- Bhagavad Gita kept near Dr Kalam's statue inaugrated by the PM last week
- Quran, Bible kept near it were removed following protests by Hindu group
- Will take up this issue with centre if required: Minister D Jayakumar
Underscoring that Dr Kalam was "above any religion", a member of his family who did not want to be named, said they were foxed by the sudden appearance of the engraving at the foot of Dr Kalam's statue. "Only on the day of the dedication, it was quietly placed before the Prime Minister arrived. It was a surprise," he said.
Dr Kalam loved, respected and quoted from all religions, said MDMK chief Vaiko. "People who would visit the memorial all over the world, shouldn't mistake that he loved only the Gita," Mr Vaiko said.

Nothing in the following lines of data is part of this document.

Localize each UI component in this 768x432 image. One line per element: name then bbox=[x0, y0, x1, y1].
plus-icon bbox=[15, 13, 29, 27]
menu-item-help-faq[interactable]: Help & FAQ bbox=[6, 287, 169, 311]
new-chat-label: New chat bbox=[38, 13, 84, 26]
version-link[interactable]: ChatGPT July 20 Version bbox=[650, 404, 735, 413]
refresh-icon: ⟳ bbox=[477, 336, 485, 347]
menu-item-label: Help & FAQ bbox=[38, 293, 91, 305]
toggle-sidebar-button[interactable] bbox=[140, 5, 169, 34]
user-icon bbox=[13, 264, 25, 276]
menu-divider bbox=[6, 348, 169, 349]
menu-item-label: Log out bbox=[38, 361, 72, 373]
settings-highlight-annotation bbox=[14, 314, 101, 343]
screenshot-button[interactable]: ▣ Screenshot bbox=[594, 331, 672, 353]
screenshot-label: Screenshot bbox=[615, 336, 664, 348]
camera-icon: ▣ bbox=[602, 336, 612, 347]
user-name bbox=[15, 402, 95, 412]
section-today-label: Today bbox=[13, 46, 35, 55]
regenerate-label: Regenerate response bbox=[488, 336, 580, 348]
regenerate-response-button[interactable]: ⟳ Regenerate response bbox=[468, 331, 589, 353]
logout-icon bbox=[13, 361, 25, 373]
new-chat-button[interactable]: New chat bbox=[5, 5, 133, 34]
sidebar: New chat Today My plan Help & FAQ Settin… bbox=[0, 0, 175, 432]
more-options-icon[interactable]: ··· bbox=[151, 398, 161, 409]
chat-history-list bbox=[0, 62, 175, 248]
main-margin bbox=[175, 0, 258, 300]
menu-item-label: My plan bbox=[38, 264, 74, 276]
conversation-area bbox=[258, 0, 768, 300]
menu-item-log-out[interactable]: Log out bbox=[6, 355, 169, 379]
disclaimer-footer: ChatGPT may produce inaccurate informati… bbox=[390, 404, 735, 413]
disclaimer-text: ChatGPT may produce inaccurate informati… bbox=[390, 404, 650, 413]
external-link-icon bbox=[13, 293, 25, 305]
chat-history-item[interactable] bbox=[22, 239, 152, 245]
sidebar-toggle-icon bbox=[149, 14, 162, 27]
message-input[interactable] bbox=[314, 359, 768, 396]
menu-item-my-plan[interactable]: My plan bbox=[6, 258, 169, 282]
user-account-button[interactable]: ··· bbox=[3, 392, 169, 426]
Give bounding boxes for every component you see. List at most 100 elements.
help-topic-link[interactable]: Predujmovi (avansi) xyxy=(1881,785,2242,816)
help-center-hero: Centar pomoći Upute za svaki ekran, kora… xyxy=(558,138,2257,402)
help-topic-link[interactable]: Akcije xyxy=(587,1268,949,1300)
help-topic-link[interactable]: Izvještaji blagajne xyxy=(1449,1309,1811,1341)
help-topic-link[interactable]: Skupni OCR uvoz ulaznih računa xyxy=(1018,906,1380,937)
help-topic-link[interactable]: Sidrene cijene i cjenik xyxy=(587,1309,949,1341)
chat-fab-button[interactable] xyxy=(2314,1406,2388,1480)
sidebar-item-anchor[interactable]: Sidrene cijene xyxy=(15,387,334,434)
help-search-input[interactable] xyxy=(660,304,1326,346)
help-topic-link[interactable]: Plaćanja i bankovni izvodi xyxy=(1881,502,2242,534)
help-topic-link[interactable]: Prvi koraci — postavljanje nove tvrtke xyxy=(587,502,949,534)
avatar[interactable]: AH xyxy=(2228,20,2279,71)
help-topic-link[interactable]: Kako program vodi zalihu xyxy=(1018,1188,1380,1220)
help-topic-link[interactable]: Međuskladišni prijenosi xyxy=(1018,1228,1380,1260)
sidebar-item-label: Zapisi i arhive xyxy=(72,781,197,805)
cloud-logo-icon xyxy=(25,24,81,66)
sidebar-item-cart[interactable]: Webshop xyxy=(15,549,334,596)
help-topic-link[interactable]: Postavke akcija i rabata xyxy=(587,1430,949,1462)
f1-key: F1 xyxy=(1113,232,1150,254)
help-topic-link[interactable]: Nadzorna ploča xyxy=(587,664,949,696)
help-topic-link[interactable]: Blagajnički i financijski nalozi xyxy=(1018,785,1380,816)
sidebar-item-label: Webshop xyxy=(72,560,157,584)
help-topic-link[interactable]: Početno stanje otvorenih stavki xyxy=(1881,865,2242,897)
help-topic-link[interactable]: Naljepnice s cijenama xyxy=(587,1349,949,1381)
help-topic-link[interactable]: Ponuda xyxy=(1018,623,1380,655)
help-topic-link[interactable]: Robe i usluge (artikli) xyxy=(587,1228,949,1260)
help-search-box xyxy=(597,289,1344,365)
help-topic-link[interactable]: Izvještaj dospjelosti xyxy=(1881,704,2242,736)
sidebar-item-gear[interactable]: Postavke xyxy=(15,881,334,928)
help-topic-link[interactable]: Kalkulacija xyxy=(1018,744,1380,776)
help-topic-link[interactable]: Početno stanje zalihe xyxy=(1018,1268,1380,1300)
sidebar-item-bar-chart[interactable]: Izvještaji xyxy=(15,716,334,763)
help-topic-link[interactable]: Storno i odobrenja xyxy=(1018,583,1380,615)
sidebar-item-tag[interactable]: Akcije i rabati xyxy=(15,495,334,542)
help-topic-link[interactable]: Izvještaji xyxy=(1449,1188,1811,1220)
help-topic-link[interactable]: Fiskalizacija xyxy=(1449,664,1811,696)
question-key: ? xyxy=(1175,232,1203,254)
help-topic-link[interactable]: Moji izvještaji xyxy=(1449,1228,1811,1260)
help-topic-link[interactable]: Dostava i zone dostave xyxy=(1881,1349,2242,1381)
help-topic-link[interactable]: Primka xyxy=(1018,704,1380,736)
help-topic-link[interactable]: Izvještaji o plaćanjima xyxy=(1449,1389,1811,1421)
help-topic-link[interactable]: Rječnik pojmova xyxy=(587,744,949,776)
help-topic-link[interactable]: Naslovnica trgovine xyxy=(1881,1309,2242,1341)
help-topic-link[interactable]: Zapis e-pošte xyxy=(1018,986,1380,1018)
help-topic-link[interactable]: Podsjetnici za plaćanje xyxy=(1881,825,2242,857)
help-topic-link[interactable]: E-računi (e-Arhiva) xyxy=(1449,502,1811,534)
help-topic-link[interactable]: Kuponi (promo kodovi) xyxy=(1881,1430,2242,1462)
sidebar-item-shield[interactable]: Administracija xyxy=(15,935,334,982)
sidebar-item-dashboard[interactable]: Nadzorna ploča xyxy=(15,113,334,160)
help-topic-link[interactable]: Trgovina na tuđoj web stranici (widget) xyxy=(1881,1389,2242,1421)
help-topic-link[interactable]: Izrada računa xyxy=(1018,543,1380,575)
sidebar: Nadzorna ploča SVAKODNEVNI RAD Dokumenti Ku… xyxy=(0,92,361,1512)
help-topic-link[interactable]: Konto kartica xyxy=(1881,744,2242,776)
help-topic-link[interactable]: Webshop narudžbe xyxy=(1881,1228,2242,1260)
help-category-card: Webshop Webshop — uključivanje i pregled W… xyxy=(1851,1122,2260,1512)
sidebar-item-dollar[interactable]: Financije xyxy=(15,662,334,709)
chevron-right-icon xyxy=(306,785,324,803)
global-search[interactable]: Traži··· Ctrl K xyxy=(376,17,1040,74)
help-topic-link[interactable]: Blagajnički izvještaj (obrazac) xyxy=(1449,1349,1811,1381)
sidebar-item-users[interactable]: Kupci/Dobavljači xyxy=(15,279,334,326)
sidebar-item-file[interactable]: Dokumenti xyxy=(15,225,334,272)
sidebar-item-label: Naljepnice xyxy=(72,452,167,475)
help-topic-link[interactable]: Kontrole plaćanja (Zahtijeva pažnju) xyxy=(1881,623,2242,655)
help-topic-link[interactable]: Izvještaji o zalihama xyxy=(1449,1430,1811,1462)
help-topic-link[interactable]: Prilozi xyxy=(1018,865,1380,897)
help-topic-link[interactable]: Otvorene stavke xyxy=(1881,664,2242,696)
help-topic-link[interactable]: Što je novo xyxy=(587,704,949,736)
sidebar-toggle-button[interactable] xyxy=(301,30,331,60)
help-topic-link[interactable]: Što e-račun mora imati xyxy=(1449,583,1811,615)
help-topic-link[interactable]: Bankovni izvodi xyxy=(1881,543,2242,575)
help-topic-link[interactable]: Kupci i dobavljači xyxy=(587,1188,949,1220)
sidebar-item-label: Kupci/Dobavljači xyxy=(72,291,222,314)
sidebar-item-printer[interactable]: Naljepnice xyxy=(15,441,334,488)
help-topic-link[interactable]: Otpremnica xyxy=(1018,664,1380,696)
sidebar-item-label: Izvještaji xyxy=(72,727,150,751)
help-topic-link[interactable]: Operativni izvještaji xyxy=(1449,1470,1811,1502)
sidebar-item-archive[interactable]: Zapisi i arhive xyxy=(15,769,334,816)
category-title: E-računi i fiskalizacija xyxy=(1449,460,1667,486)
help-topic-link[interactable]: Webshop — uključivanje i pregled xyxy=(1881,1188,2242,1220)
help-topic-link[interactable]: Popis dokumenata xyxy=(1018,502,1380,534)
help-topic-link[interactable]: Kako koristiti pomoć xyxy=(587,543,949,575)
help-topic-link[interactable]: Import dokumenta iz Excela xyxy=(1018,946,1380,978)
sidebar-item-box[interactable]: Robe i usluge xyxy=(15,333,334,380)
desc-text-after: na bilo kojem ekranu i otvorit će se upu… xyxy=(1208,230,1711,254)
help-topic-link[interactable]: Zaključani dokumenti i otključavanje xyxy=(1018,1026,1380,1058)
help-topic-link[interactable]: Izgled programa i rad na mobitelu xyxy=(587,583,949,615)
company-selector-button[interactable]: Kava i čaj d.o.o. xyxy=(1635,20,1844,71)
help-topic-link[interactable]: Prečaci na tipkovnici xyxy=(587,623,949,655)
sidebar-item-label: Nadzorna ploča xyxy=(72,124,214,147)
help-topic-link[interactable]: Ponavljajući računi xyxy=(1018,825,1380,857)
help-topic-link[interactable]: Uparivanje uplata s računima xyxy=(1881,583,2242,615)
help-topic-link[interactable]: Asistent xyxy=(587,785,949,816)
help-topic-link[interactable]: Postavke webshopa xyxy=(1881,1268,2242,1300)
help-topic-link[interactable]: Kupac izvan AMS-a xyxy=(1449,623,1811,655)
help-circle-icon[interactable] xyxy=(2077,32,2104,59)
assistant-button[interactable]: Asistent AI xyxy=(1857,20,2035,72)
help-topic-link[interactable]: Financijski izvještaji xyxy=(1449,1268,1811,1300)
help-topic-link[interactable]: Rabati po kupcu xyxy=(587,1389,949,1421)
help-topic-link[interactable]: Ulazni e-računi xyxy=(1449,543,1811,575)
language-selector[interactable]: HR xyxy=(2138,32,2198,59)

He also insisted that Thirukurazh, a classic Tamil literary text replace the Gita. Dr Kalam had often quoted couplets from it during his speeches. He quoted them even during his address to the Greek Parliament. "It will be a fitting tribute if Thirukurazh is placed there instead. It's universally acceptable," he said.
This morning, Dr Kalam's grand-nephew Sheikh Salim placed copies of the Quran and Bible belonging to the former President next to the Gita. But the two texts had to be removed following protests by a fringe Hindu group.
Confirming that even though the former President's Quran and a Bible were placed near the Gita, "we have moved them back to the box they were in. Now only the Gita is near the statue of him playing Veena," the official said.
State Finance Minister D Jayakumar said "We would take up this issue with the centre if required".
The DRDO had a long association with Dr Kalam, who was fondly referred to as India's Missile Man.
The Rs 20-crore monument - inaugurated by PM Modi on Thursday - was expedited after a huge public outcry following media reports that dogs were seen littering the area where the People's President lay buried.
The memorial has an entrance that resembles Delhi's India Gate, a dome that reminds one of the Rashtrapati Bhavan and a replica of the doors of the Tanjore temple. During its construction, various materials, including sand, stones and water were brought from various parts of the country to make it a symbol of national integration.